For a more bite-sized analytics tool, I use Clicky Web Analytics. I find Clicky gives me a quick update on what social media channels and content are driving traffic to my website and where my audience is coming from.
When you are starting out on social media, one of the first questions that you will inevitably ask yourself is what platform or combination of platforms should you focus on? Should you post content on Facebook, Twitter or Google+? Should you share visual content on Pinterest or Instagram? Should you produce video content and upload it to YouTube or Vine?
The answer to this question is that you should be where your ideal audience likes to spend time. If you find that your audience loves Facebook then that is where you should be. If you love Vine but your key audience hasn’t really embraced this platform you may find that your social media marketing efforts are in vain until they do.
Once you have worked out what platforms to focus on, you can start to build your own ‘social’ presence. Make sure that you brand consistently across all of your new social media channels so that your visitors will know you when they find you. Each platform gives you some online real estate to customise - and this is an effective marketing tool in itself.
As I mentioned earlier, successful social media marketing takes time and commitment. Your strategy should take this into consideration. How much time do you or your team have to devote to social media marketing? Who will be responsible for what social media task? Be realistic with your time as consistency is key. Don’t leap onto every platform out there and then disappear.
You need to be present and engaged with the community that you build.
One way to ensure that you have a consistent flow of social media content is to use automation or scheduling tools. Tools such as Buffer, Sprout Social and HootSuite enable you to post specific content at regular times on a daily basis.
I love Buffer and use it to schedule social media posts on Facebook, Twitter and LinkedIn. Buffer also offers me content suggestions that I might like to share with my audience. This is crucial for my business as I find it is just as important for me to create content as it is to curate content.
When using automated scheduling tools such as these, it is important to remember that the audience on each social media platform likes a slightly different type of content. It is a mistake to push the same content out on all channels. Context rules over all.
The best way to succeed in social media is to be social! Automation tools can save you time and you can use that time to be a human being on your social media. Engage with your audience, thank them for following you, jump into conversations, ask and answer questions, thank people for sharing interesting content and interact.
It can be tricky to know when people are talking about you or about an area where you have interest or expertise.

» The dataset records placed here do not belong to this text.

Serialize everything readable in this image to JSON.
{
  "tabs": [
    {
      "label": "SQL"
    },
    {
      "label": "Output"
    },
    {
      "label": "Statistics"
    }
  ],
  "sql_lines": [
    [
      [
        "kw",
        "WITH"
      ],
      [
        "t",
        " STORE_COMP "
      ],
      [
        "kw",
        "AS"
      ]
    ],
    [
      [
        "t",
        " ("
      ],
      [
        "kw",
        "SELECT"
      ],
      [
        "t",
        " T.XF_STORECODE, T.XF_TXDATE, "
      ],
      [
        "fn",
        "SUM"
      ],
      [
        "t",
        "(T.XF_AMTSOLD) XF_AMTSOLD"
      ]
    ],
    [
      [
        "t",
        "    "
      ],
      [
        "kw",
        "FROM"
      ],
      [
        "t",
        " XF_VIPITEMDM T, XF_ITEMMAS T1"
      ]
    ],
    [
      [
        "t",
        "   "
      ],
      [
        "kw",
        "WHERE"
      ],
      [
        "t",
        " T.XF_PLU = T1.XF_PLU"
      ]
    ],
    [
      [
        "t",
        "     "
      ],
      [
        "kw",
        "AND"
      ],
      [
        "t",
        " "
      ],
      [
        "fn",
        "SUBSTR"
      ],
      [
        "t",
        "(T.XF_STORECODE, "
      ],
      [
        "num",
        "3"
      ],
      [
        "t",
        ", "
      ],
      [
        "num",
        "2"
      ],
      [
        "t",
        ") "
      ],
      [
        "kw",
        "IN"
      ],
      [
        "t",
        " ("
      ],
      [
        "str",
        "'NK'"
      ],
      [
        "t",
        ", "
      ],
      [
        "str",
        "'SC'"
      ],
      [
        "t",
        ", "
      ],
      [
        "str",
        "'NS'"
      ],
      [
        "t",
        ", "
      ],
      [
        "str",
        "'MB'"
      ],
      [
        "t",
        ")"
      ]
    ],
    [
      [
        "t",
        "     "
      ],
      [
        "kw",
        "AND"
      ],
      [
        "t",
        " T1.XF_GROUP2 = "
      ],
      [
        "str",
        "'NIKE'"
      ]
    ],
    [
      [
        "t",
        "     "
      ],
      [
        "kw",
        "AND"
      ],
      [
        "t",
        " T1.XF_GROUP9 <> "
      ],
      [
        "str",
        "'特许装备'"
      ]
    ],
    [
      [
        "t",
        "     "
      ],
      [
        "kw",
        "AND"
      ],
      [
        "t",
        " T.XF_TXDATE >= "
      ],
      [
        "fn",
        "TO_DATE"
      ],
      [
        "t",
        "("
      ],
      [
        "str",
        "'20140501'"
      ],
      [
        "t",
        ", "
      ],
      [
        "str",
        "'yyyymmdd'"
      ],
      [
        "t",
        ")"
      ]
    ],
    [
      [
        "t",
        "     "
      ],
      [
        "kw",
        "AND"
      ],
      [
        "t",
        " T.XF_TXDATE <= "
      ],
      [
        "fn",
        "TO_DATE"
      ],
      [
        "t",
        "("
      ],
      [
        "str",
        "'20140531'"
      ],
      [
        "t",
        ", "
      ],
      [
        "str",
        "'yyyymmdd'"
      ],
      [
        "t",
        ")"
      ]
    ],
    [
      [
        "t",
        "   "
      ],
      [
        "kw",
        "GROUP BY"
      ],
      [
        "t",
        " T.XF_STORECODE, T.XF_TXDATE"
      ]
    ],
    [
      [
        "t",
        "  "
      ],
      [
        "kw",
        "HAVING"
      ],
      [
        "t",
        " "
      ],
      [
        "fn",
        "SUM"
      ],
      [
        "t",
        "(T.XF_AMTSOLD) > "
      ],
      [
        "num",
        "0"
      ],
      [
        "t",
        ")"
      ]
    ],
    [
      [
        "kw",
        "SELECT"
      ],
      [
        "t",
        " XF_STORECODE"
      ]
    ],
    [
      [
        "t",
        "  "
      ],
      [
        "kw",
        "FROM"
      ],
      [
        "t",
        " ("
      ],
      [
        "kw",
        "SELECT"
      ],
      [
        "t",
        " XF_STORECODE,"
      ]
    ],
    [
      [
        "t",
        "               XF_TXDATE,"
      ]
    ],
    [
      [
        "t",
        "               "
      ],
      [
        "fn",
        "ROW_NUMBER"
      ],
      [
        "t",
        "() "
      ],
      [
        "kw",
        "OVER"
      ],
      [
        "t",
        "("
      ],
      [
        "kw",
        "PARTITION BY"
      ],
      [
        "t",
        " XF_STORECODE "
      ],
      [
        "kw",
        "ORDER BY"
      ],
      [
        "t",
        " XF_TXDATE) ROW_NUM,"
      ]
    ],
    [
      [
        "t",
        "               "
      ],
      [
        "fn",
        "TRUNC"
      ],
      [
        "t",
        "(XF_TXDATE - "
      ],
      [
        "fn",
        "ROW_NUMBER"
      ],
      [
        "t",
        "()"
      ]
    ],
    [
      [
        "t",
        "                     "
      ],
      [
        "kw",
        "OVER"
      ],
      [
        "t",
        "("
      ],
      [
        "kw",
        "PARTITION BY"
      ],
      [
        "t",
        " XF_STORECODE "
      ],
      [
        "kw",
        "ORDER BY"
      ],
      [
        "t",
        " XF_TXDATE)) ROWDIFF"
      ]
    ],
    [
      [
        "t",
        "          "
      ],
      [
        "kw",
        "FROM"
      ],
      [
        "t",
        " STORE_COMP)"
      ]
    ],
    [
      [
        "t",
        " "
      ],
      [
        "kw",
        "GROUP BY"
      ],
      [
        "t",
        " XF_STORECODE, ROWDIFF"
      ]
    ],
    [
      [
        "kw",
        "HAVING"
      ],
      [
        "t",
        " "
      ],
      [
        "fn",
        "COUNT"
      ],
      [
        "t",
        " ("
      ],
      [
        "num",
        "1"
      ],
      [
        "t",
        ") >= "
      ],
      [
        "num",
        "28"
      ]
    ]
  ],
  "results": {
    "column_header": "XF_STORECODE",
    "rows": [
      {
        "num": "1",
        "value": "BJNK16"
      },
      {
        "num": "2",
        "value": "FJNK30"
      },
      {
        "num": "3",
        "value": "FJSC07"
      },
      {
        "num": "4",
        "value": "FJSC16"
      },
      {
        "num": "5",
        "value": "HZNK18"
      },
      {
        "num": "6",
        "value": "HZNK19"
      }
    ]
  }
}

You probably don’t have the time to trawl every social media platform for mentions of your organisation or industry every day!
Luckily there are tools out there that can help you and save you some much needed time. I use Hootsuite, for example, to create a content stream so that when my name and business is mentioned or any of my keywords or hashtags are used I will know. I also use Google Alerts to keep track of relevant online developments and Pin Alerts emails me when someone pins something from my website onto Pinterest.
Once you create a social media strategy that focuses on these five elements - results, measurement, focus, commitment and engagement - you will soon find that the return from social media marketing is well worth your investment.
Thank you for taking the time to read this post.